All association financials should be prepared on an accrual basis. If an association prepares their financials on a cash basis, they must make the necessary adjustments to the reports before the end of the fiscal year and ensure that it is on an accrual basis. Although preparing financials on a cash basis is very common for many businesses, because associations have a receivables component, the financials must be prepared on an accrual basis. The association’s receivables and its bad debt are a very important considerations in preparing the budget.
In order to establish bad debt, Pierre states that Board members should be familiar and consider the association’s business environment. For example, if owners normally pay within 30 to 45 days of being delinquent, those receivables should not be considered into the bad debt equation. However, those owners that are seriously past due for a year or more, should be considered. Because the financial statements are on an accrual basis and in order to ensure that you have reasonably accurate financial statements you must include bad debt to account for those owners that are not paying.
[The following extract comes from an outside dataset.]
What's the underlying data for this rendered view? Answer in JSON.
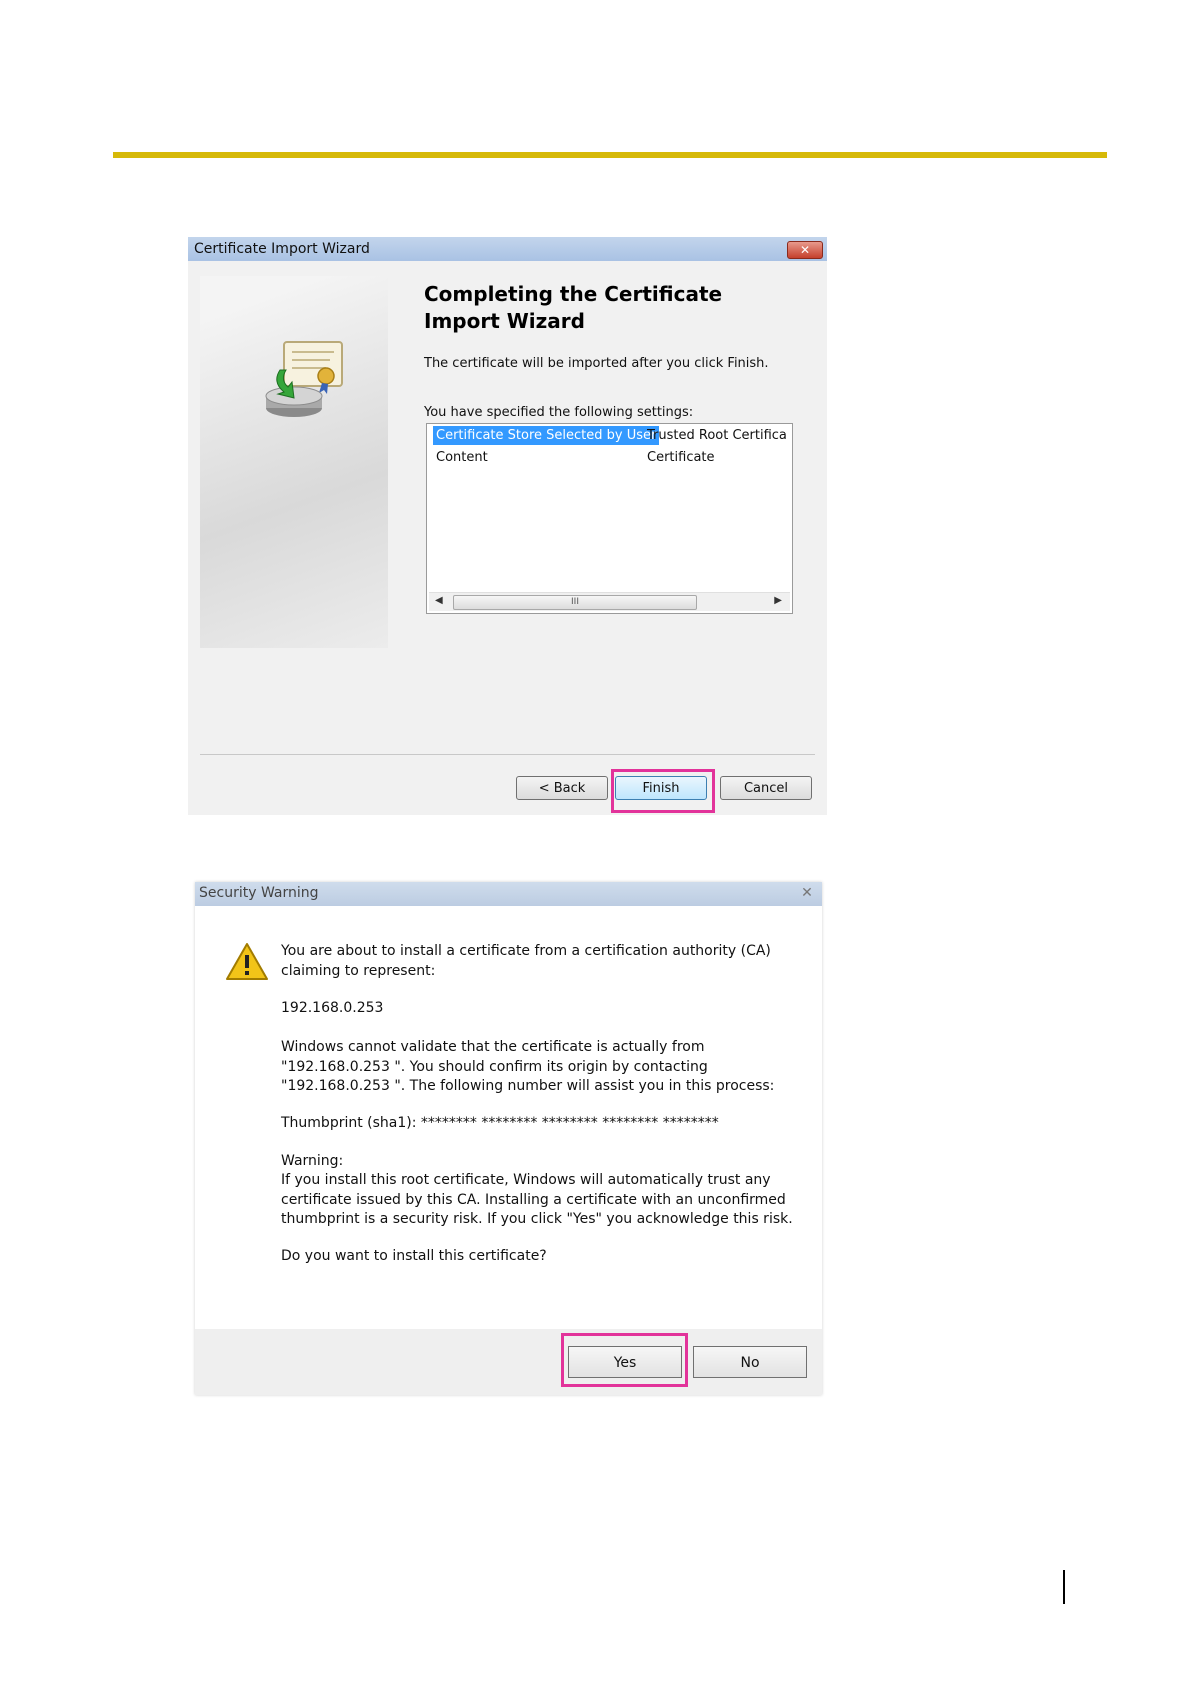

During the real estate crash in 2007-2010 many associations acquired title to some of the units. Because the mortgagee’s foreclosure was pending, the associations often times rented those units. Pierre recommends that associations check with their attorney as to the best way to apply that rental income, but he suggests that it be applied to the owner’s ledger. If the account is brought current said rental income minus that unit’s monthly assessment fee should be reported as rental income and should be reflected on the budget accordingly.
Pierre notes that associations should also consider ancillary income, such as laundry income or valet income. Especially in a scenario where an association is allowing a laundry company to lease their laundry rooms; that laundry income is subject to sales tax. The same applies to valet income where the association is renting out parking spaces that are not assigned in the governing documents to an individual owner. Sales tax reports should be filed with the State of Florida on a monthly basis.
Florida Statute 718 no longer requires associations to perform a reserve study. The legislators are putting the burden on the board of directors and their fiduciary responsibility of being savvy as to the association’s finances. However, Pierre recommends that associations perform a reserve study every 2-3 years. Condominiums are required to have roof, paint, and paving reserves plus any other components stipulated in the governing documents. In a reserve study an engineer will inspect the building components, such as the roof, concrete, and paint then plug in that information into a software that will allow them to determine the cost to replace that component and its remaining life.
There are two (2) methods in which to fund reserves. One is the straight line method and the other is the pooling method. In the straight line method you identify the component of each replacement item. The pooling method still requires the association to know the cost of the replacement item but associations are allowed to pool the funds and are not required to break it down by component. However, there is no longer a benefit to choosing one method over the other. In both methods, associations are required to disclose how the funds were disbursed.
For more information on how Gerstle, Rosen, & Goldenberg, CPA can help your association you may click here or call Pierre Vilme at 305-937-0116. As always I encourage you to listen to this week’s podcast of Community Association Matters in its entirety.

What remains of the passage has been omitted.